Publie le lundi 12 décembre 2005 par Open-Publishing
5 commentaires

de Le Yéti

Je ne sais si vous avez remarqué, il y a quelques rares personnes, quand vous les avez rencontrées, vous n’êtes et ne serai plus jamais le même. Pour moi, Robert Fisk est de celles-là. Je viens de terminer son livre, La Grande guerre pour la civilisation [éd. La Découverte], et j’en sors bouleversé.

Au fil de quelques 1000 pages dignes des meilleurs polars, l’auteur, journaliste pour le quotidien anglais The Independent, nous entraîne dans les folles épopées de la société humaine depuis la Première Guerre Mondiale. Le cadre retenu est celui des conflits du Moyen-Orient : guerre soviétique en Afghanistan, guerre Iran-Irak, guerres du Liban, du Golfe, conflit Israélo-Palestinien, interventions américaines en Afghanistan et en Irak, en remontant jusqu’au premier génocide systématique, celui des Arméniens par la Turquie...

Déluge de cynisme et de brutalités inouis, torrent de supplices insupportables infligés au mépris de toutes les règles morales, incompréhension totale entre les cultures, lutte terrifiante pour un pouvoir dont on perçoit, avec le recul, qu’il n’a d’autre justification que la folie humaine. Car au final, c’est bien le portrait du genre humain dans son ensemble qui est tiré.

J’ai pour ma part la conviction que l’espèce humaine souffre précisément de ce qui la distingue des autres espèces animales : la conscience.
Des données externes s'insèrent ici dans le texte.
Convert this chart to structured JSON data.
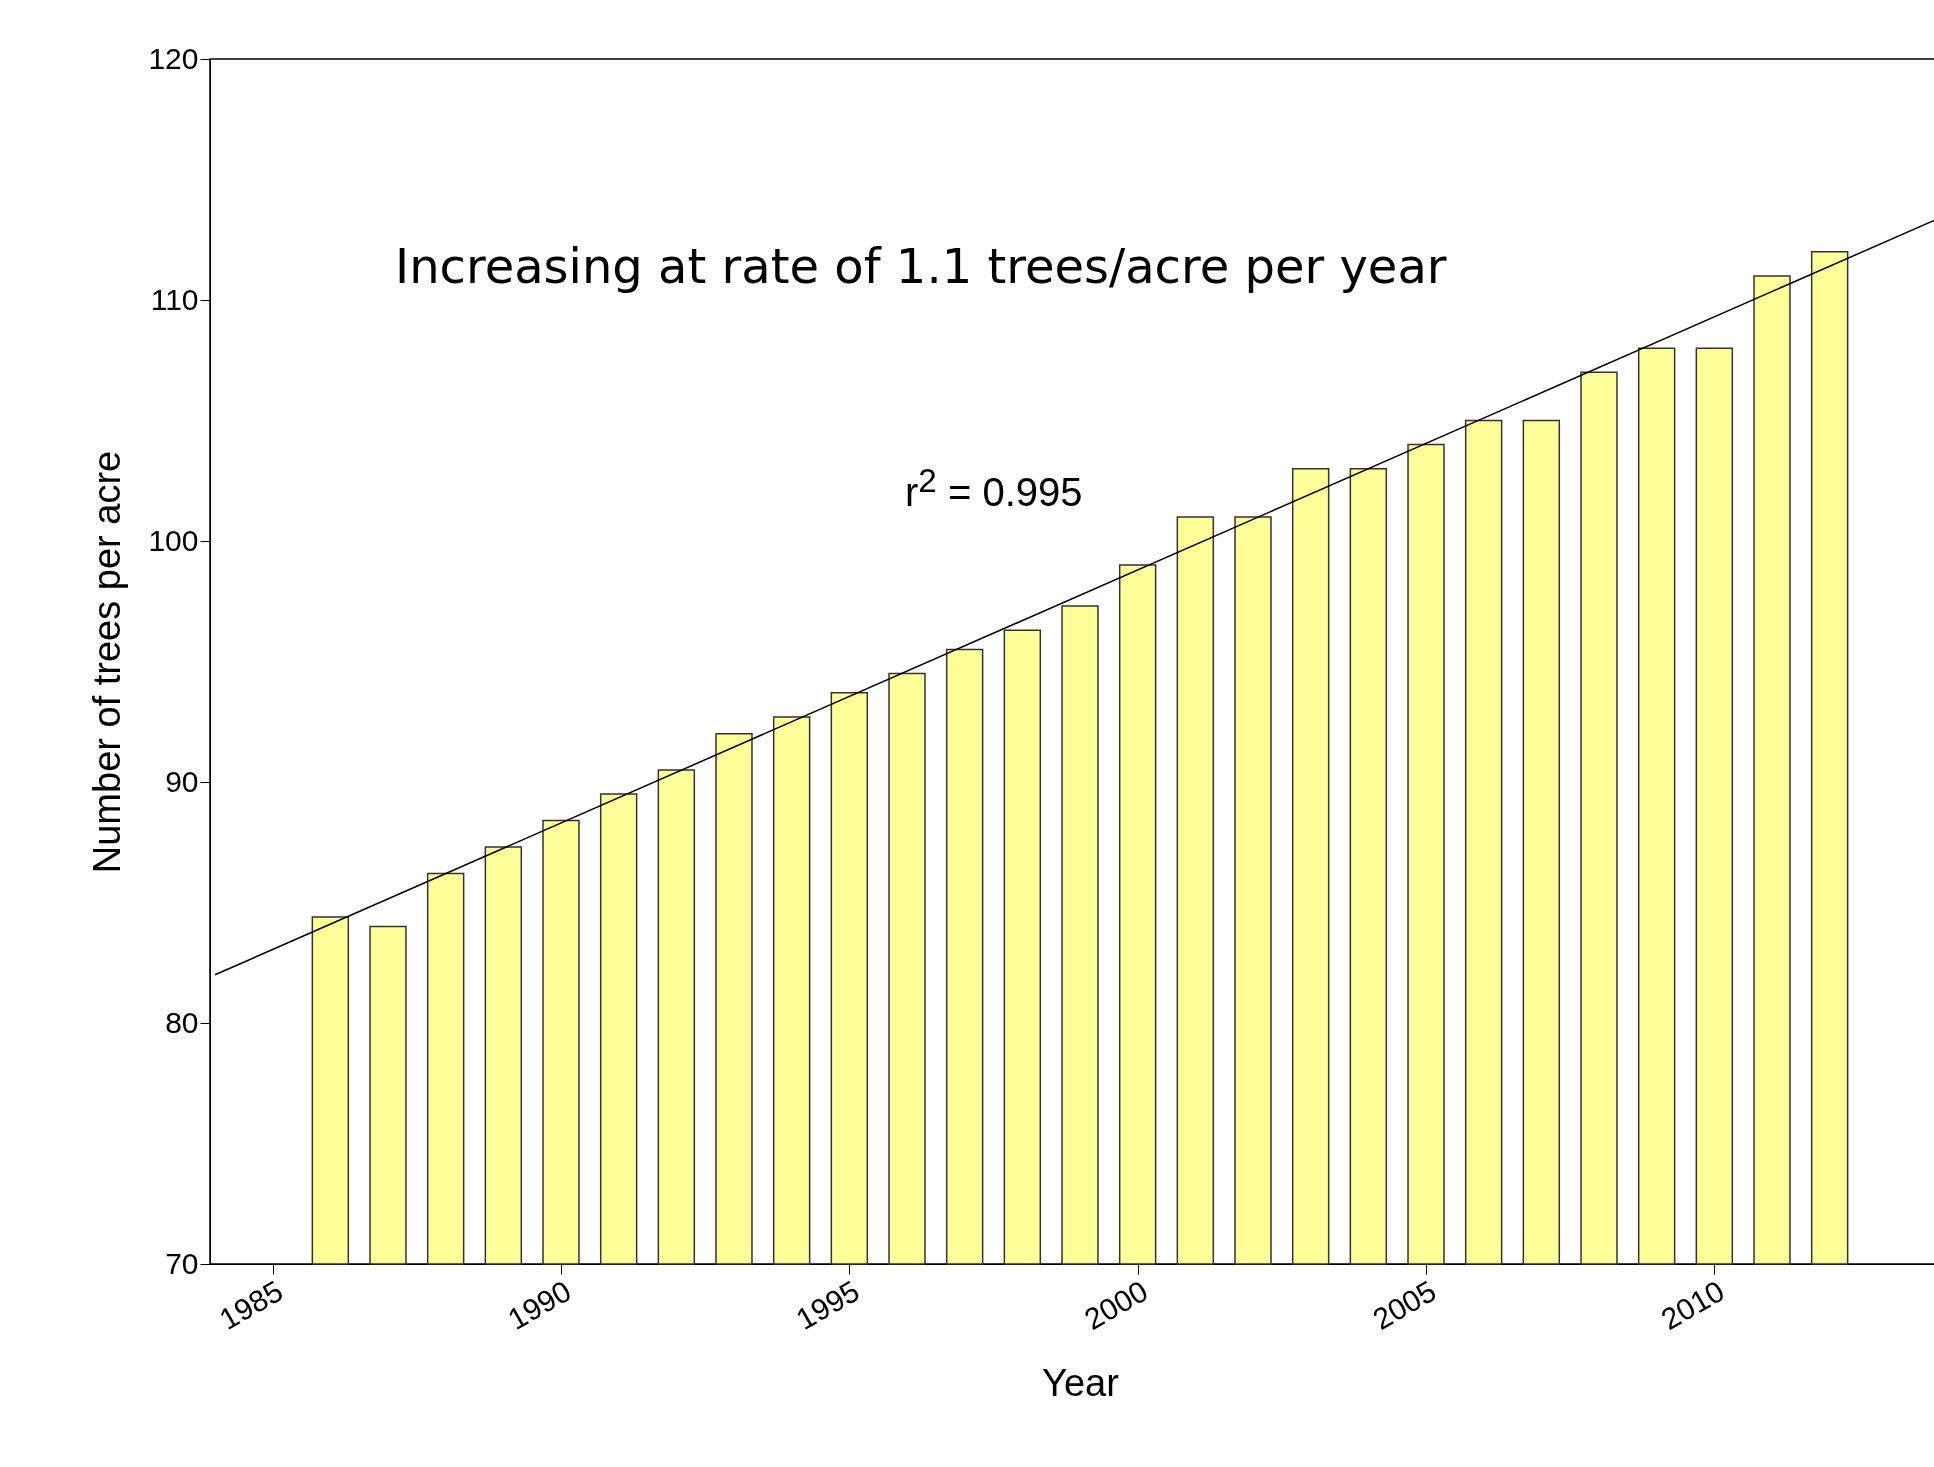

Ce qu’il y a de terrible avec la conscience humaine, c’est qu’elle nous fait prendre conscience de deux choses totalement antinomiques. D’une part, contrairement aux animaux, elle nous fait percevoir le côté éphémère de nos existences, notre sujétion totale aux forces naturelles que sont la pesanteur terrestre, le temps qui passe, la mort... Et d’autre part, elle nous permet d’envisager l’Absolu. Incapables de supporter le premier constat, celui de l’éphémère, nous nous lançons comme des forcenés vers ces quêtes d’absolus illusoires, nous réfugiant dans des croyances divines puériles, vantant l’esprit éternel au détriment des corps périssables, partant comme des forcenés à la conquête de tous les pouvoirs absolus qui nous passent sous la main, celui de la planète entière pour les grandes puissances, jusqu’à ceux, plus modestes, du service de notre entreprise que nous rêvons de diriger, du couple que nous voulons dominer, de la cour de récré où nous rêvons d’être grand chef... Humiliant, tuant, pillant, massacrant, quand notre folie nous laisse les yeux exhorbités de terreur et de fureur.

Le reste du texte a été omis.